The coffee industry, one of PNG’s few other major income earners, is also in trouble. According to the Coffee Exporters Council, the K300 million industry is heading for collapse under the impact of the worst prices in 10 years. Production has fallen dramatically.

Ruling circles in Australia, PNG’s former colonial ruler, still regard Morauta, an ex-merchant banker and central bank chief, as their most reliable representative. At Canberra’s insistence, Morauta reinstated a close relationship with the IMF and World Bank after he gained office in mid-1999.

His plummeting popularity has been cause for concern in the Australian media, however.
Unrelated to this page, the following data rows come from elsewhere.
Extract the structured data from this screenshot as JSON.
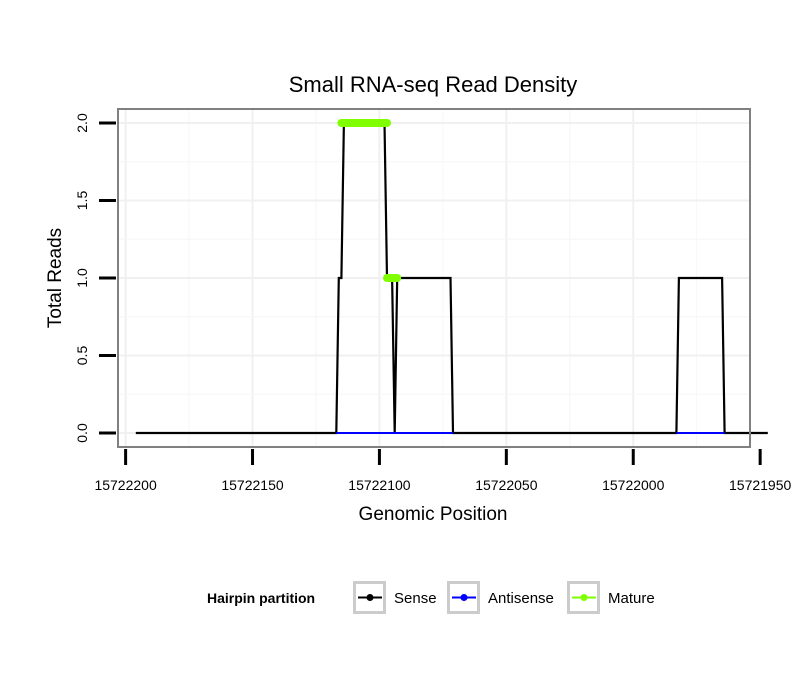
{
  "chart_data": {
    "type": "line",
    "title": "Small RNA-seq Read Density",
    "xlabel": "Genomic Position",
    "ylabel": "Total Reads",
    "xlim": [
      15722203,
      15721954
    ],
    "ylim": [
      -0.09,
      2.09
    ],
    "x_reversed": true,
    "grid": true,
    "xticks": [
      15722200,
      15722150,
      15722100,
      15722050,
      15722000,
      15721950
    ],
    "xtick_labels": [
      "15722200",
      "15722150",
      "15722100",
      "15722050",
      "15722000",
      "15721950"
    ],
    "yticks": [
      0,
      0.5,
      1,
      1.5,
      2
    ],
    "ytick_labels": [
      "0.0",
      "0.5",
      "1.0",
      "1.5",
      "2.0"
    ],
    "series": [
      {
        "name": "Sense",
        "color": "#000000",
        "points": [
          [
            15722196,
            0
          ],
          [
            15722117,
            0
          ],
          [
            15722116,
            1
          ],
          [
            15722115,
            1
          ],
          [
            15722114,
            2
          ],
          [
            15722098,
            2
          ],
          [
            15722097,
            1
          ],
          [
            15722095,
            1
          ],
          [
            15722094,
            0
          ],
          [
            15722093,
            1
          ],
          [
            15722072,
            1
          ],
          [
            15722071,
            0
          ],
          [
            15721983,
            0
          ],
          [
            15721982,
            1
          ],
          [
            15721965,
            1
          ],
          [
            15721964,
            0
          ],
          [
            15721947,
            0
          ]
        ]
      },
      {
        "name": "Antisense",
        "color": "#0000ff",
        "points": [
          [
            15722117,
            0
          ],
          [
            15722071,
            0
          ],
          [
            15721983,
            0
          ],
          [
            15721964,
            0
          ]
        ]
      },
      {
        "name": "Mature",
        "color": "#7fff00",
        "segments": [
          {
            "x": [
              15722115,
              15722097
            ],
            "y": 2
          },
          {
            "x": [
              15722097,
              15722093
            ],
            "y": 1
          }
        ]
      }
    ],
    "legend": {
      "title": "Hairpin partition",
      "placement": "bottom",
      "entries": [
        {
          "label": "Sense",
          "color": "#000000"
        },
        {
          "label": "Antisense",
          "color": "#0000ff"
        },
        {
          "label": "Mature",
          "color": "#7fff00"
        }
      ]
    }
  }
}
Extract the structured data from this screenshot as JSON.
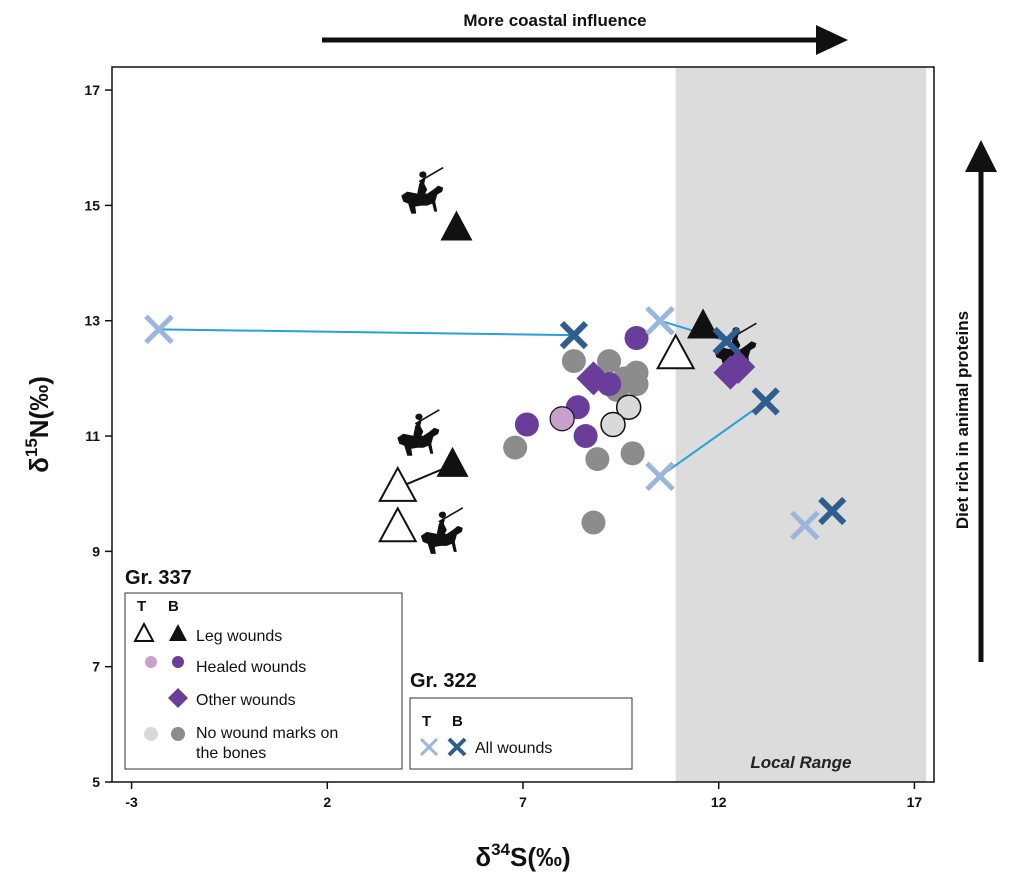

The Australian Financial Review commented that the Australian government had, “bet its shirt on Sir Mekere winning through for reform in PNG” but Morauta could be swept out of parliament.

“Now Sir Mekere will face a huge challenge in mid 2002 to retain his Moresby North-West seat, and Mr Wingti [a senior figure in Morauta’s party] faces big obstacles in regaining his Western Highlands seat, from which two of the dead students came,” it noted. “Bringing down from the Highlands the police riot squad usually deployed in tribal fights, appears to have been a major error... The PM retains the confidence of the international community but is looking increasingly lonely at home”.

Nevertheless, Morauta has been told in no uncertain terms that he cannot afford to retreat. Just days after the students were shot down in Port Moresby, an editorial in the Australian on 29 June stated: “The challenge now is to push ahead with reform despite opposition and with an election due next year”. Morauta “must not lose his nerve,” it insisted, or “PNG will remain a basket case economy”.